Amed: Fraueneinheit statt Chefs

Ein Frauenkollektiv betreibt das „Mantı-Haus“ in Amed. Hülya Karataş berichtet von dem Versuch, hierarchiefrei in Frauensolidarität zu produzieren. Jede Mitarbeiterin bedeute einen weiteren Schlag gegen die gesellschaftlichen Tabus für Frauen.

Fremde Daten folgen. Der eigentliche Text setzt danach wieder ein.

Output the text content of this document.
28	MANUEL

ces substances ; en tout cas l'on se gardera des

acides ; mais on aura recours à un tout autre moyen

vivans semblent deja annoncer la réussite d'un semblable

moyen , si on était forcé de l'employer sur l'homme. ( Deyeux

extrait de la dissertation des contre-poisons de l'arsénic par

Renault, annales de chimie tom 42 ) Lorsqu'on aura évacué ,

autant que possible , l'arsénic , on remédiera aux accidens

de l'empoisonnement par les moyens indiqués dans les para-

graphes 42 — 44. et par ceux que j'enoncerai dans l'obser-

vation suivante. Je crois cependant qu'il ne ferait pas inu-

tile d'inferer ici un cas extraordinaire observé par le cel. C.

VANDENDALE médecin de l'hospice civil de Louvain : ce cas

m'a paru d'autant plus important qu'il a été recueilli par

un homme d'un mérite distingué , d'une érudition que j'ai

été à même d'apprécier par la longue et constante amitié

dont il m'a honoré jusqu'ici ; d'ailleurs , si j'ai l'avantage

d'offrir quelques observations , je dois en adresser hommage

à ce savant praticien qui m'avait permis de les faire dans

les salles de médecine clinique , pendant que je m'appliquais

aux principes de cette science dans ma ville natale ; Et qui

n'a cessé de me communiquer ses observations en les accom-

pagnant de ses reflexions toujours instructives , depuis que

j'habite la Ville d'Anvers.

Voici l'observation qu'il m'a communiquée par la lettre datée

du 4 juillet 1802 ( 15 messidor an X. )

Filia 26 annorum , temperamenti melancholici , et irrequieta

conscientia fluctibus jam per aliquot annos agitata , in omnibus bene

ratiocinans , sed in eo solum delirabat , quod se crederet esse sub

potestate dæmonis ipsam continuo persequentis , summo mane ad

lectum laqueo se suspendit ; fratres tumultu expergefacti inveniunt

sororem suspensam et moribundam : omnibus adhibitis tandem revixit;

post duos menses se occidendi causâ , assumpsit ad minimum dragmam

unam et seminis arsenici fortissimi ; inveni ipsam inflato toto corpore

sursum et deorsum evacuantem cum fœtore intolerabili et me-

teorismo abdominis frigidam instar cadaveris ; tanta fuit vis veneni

Das „Mantı-Haus“ befindet sich im Stadtteil Ofis in Amed (Diyarbakir). Der Laden wird vollständig von Frauen selbstverwaltet und stellt die beliebten Teigtaschen Mantı her. Das Kollektiv wurde von zwei Frauen, die nach dem Putsch aufgrund von Ausnahmezustandsdekreten aus dem öffentlichen Dienst entlassen worden waren, gegründet. Im Moment arbeiten drei Frauen im „Mantı-Haus.“

Hülya Karataş arbeitet seit drei Jahren in der Kooperative. Gegenüber der Nachrichtenagentur JinNews erklärt sie, wie froh sie sei, ohne Chef zu arbeiten. „Früher haben wir in Istanbul gelebt. Als ich fünf oder sechs war, sind wir nach Istanbul umgezogen. Mit zwölf Jahren begann ich mit Eifer zu arbeiten. Meine Eltern waren zunächst dagegen. Ich fing im Textilbereich an und arbeitete dann in Cafés. Später kehrten wir nach Amed zurück. Dort habe ich ebenfalls weitergearbeitet. In diesen langen Jahren wurde ich immer wieder gemobbt, wir wurden ausgebeutet. Ich arbeitete an einem Ort, an dem eigentlich Frauen unterstützt werden sollten, aber sie haben auch nur durch die Frauen Geld verdient. Viele Kolleginnen von mir klagten. Die Prozesse dauern noch an“, so Karataş.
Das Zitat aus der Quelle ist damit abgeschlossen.